For the tzatziki, coarsely grate half of the Qukes® onto a sheet of paper towel. Squeeze the excess moisture out over the sink. Place the grated Qukes® into a bowl, add the yoghurt, garlic, sugar and mint, season with salt and pepper and mix well. Cover and place in the fridge until you are ready to serve. Slice the remaining Qukes® and set aside.
Combine the oil, paprika and oregano in a medium bowl and season. Remove 2 tablespoons to a small bowl for the dressing. Add lamb to the medium bowl and turn to coat. Cover and refrigerate for 15-30 minutes if time permits.
Heat a large non-stick frypan over high heat. Remove the lamb from the marinade, add to the hot pan and cook for 3-4 minutes each side for medium or until cooked to your liking. Remove to a plate, cover and set aside to rest, for 5 minutes. Wipe the pan clean.

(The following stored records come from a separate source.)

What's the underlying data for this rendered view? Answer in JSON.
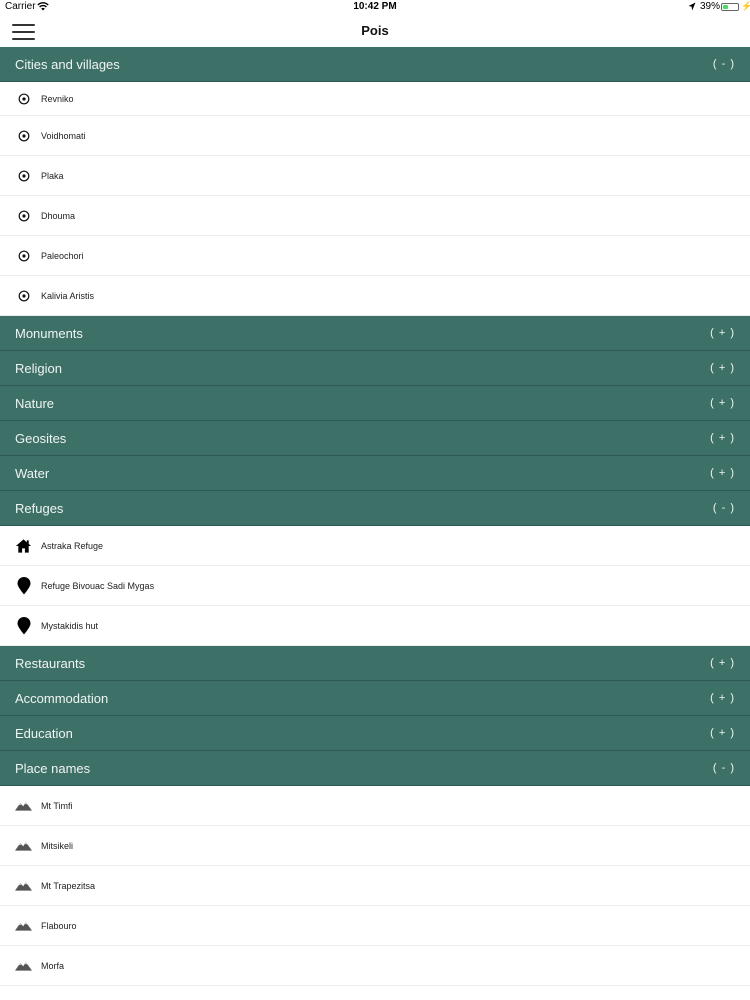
{
  "status_bar": {
    "carrier": "Carrier",
    "time": "10:42 PM",
    "battery": "39%",
    "battery_level": 0.39
  },
  "nav": {
    "title": "Pois"
  },
  "sections": [
    {
      "label": "Cities and villages",
      "toggle": "( - )",
      "items": [
        {
          "label": "Revniko",
          "icon": "target-icon"
        },
        {
          "label": "Voidhomati",
          "icon": "target-icon"
        },
        {
          "label": "Plaka",
          "icon": "target-icon"
        },
        {
          "label": "Dhouma",
          "icon": "target-icon"
        },
        {
          "label": "Paleochori",
          "icon": "target-icon"
        },
        {
          "label": "Kalivia Aristis",
          "icon": "target-icon"
        }
      ]
    },
    {
      "label": "Monuments",
      "toggle": "( + )",
      "items": []
    },
    {
      "label": "Religion",
      "toggle": "( + )",
      "items": []
    },
    {
      "label": "Nature",
      "toggle": "( + )",
      "items": []
    },
    {
      "label": "Geosites",
      "toggle": "( + )",
      "items": []
    },
    {
      "label": "Water",
      "toggle": "( + )",
      "items": []
    },
    {
      "label": "Refuges",
      "toggle": "( - )",
      "items": [
        {
          "label": "Astraka Refuge",
          "icon": "house-icon"
        },
        {
          "label": "Refuge Bivouac Sadi Mygas",
          "icon": "map-pin-icon"
        },
        {
          "label": "Mystakidis hut",
          "icon": "map-pin-icon"
        }
      ]
    },
    {
      "label": "Restaurants",
      "toggle": "( + )",
      "items": []
    },
    {
      "label": "Accommodation",
      "toggle": "( + )",
      "items": []
    },
    {
      "label": "Education",
      "toggle": "( + )",
      "items": []
    },
    {
      "label": "Place names",
      "toggle": "( - )",
      "items": [
        {
          "label": "Mt Timfi",
          "icon": "mountain-icon"
        },
        {
          "label": "Mitsikeli",
          "icon": "mountain-icon"
        },
        {
          "label": "Mt Trapezitsa",
          "icon": "mountain-icon"
        },
        {
          "label": "Flabouro",
          "icon": "mountain-icon"
        },
        {
          "label": "Morfa",
          "icon": "mountain-icon"
        }
      ]
    }
  ]
}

Meanwhile stir the lemon juice into the reserved dressing mixture and set aside.
While the lamb is resting, spray both sides of the the souvlaki breads with olive oil. Cook in a hot frying pan, for 1 minute on each side or until puffed and toasted. Place onto a serving board or plate. Thinly slice the rested lamb.
Top the warmed pita with tzatziki, baby spinach, lamb, Mix-a-Mato® tomatoes and sliced Qukes. Spoon over the dressing, sprinkle with extra dried oregano, season and serve.